Diba looked at him piercingly. “I imagine you are familiar with the gentleman, as he is a member of your delegation.”
“Is he, indeed?”
“Yes. I cannot quite recall the name. You understand, it was mentioned only a few times in my presence. An introduction . . . from Mrs. Churchill to myself . . .”
Winant waited, a benign smile of inquiry on his face.
“A river,” Diba said suddenly. He snapped his fingers in a thoroughly Gallic gesture. “Yes, that is it. The man had the name of a famous river. Not Thames, but . . .”
“Hudson,” Winant said.
Disappointing. He already knew Michael Hudson had talked to Pamela that night. It was Hudson who had confronted her with the German codebook.
“And you know of no one else? You did not observe Mrs. Churchill at any other point in the evening?”
Diba shook his head regretfully. “I did not. The press of business . . .”
“Of course.” Winant rose and offered his hand to the Iranian. “Thank you for your time.”
“It is nothing, Ambassador. Tell me—” Diba hesitated. “If I were to dispatch a bouquet of flowers to Mrs. Churchill—it would not be regarded as an impertinence?”
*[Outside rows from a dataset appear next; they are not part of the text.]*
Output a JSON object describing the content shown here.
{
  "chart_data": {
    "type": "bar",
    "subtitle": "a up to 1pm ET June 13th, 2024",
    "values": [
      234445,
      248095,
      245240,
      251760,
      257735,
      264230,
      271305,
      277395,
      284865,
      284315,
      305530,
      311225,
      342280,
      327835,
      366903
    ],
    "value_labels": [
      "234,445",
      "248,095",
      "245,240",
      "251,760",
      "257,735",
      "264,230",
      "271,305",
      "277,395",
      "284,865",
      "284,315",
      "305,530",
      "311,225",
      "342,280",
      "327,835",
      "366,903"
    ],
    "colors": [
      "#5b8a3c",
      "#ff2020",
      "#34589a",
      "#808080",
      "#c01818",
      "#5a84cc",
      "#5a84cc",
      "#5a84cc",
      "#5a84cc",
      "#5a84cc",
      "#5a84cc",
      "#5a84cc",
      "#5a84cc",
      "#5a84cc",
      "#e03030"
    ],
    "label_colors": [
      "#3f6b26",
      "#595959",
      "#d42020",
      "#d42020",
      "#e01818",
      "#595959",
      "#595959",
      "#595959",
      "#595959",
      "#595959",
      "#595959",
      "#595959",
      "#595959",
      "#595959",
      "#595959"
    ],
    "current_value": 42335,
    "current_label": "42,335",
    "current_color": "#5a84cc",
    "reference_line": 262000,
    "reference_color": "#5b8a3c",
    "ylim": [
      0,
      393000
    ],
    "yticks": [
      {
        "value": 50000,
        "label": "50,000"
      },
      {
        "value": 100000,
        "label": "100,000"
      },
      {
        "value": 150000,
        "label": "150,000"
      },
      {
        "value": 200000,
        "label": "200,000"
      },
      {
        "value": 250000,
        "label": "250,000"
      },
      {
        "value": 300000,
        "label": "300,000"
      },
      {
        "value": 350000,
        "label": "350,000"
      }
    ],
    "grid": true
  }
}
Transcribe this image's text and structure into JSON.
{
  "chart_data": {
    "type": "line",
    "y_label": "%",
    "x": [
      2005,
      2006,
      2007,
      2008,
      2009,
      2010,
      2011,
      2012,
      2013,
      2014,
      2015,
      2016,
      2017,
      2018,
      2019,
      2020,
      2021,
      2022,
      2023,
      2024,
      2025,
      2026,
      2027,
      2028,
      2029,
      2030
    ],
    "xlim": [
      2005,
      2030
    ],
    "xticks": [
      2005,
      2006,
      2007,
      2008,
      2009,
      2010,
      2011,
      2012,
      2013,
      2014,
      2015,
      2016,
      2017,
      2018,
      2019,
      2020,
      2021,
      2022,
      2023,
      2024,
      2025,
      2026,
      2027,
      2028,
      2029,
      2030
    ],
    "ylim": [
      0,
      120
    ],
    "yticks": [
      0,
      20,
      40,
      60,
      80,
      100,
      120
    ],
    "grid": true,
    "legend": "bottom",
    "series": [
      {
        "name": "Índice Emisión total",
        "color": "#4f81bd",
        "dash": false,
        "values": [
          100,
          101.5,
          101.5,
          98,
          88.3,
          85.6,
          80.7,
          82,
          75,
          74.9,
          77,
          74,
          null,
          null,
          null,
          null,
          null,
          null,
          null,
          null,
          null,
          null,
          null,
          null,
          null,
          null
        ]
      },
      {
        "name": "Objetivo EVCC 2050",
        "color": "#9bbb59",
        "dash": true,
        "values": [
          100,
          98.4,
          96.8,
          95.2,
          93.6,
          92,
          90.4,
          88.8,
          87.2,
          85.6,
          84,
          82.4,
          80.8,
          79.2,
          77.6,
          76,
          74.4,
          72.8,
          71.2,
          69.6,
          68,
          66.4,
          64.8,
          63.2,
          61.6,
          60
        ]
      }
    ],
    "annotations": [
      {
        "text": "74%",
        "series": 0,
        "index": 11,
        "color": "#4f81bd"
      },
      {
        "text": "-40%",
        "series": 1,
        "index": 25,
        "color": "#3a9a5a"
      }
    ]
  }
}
“It would be regarded, Mr. Diba, as the very highest mark of esteem,” Winant returned.
—
THE CROWD assembled in the zurkhaneh was entirely male. Although the covered wrestling arena was only a few blocks from the Park Hotel, it was centuries distant in both style and substance. Koshti, or wrestling, was the most cherished sport in the Caucasus—and every Iranian province had its own type, rooted in folklore and tribal custom. The Mazandarans preferred loucho; the Golestans, tourkamani style. In this place, however, it was Pahlavani wrestling that ruled. It was no accident that Pahlavani wrestling was named for the Shah’s tribe, or that it was considered the “official” wrestling school. For years, it had been a religious practice as well as a contest. Religion and dictatorship, Siranoush reflected, went hand in hand in Persia.